Was my life perfect growing up? No. But was I completely secure every single day of my formative years that my parents wanted me, loved me, and would provide for me until I was old enough to provide for myself? YES. And because I had that strong, safe, supportive foundation, I have been able to repeat that cycle with my own family. Clearly, I won the parent lottery, and I bet many of you did, too. If you’re a child in the foster care system, however, your life looks much different.
As Thetas, we are in a unique position of being in a partnership with an exceptional agency that knows how to show children that someone cares about them. And that this caring person can be trusted to help find them a safe, permanent home where they can thrive and become all they were meant to be.
My dad used to tell me a story about when he was in the first or second grade.
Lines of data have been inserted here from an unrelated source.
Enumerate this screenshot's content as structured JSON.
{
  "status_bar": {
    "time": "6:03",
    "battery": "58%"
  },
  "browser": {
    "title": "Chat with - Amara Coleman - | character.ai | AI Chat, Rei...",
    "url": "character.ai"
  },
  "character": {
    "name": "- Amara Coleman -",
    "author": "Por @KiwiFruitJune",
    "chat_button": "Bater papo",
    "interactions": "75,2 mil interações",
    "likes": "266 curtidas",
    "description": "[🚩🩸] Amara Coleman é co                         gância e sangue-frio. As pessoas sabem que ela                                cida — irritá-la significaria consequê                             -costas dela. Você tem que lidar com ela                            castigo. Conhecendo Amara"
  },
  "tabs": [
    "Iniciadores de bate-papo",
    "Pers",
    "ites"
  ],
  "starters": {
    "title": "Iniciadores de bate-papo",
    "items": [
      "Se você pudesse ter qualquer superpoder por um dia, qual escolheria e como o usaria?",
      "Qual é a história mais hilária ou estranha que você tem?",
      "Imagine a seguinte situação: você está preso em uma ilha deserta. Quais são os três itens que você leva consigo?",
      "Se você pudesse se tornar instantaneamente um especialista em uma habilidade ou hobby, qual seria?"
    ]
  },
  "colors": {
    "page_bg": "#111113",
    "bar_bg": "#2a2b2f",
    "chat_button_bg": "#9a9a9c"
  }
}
His teacher had instructed each child to bring a dime to class to buy a War Bond to support the efforts of the soldiers fighting in World War II. My dad’s mother died when he was 3, and because his family was so poor, his stepmother told him they couldn’t spare a dime, and so he felt deeply hurt and embarrassed to be the only child who didn’t have anything to give. He never forgot that feeling, telling me many times, “Valerie, don’t ever be a person who doesn’t have a dime to give away.” Possibly the most important lesson my father ever taught me was to always be the person who chooses to give. And since he led by such clear example, it was an easy lesson to embrace and understand.
At this stage in my life, I am not going to be able to serve as a judge in a family court. I am not likely to become a CPS worker or even a foster or adoptive parent. Because of other commitments in my life, I currently am not in a position to serve as a CASA advocate. But I do have a dime to give away. And I bet you do, too.
You may already be involved in a fundraiser in your community for your local CASA organization, which is great, but today I am asking you to consider supporting the work of the national organization, because your local chapter relies on them to provide training curriculum, technical support, quality assurance, volunteer recruitment and public awareness. We also rely on our national organization to distribute federal grants and secure private and corporate dollars. The dollars you are raising locally are more efficiently and effectively utilized because of the oversight of our national organization.
As we celebrate our 25th year with CASA, nothing would make me a prouder Theta than to see your dimes and my dimes working together to secure the future of children who are counting on us to care.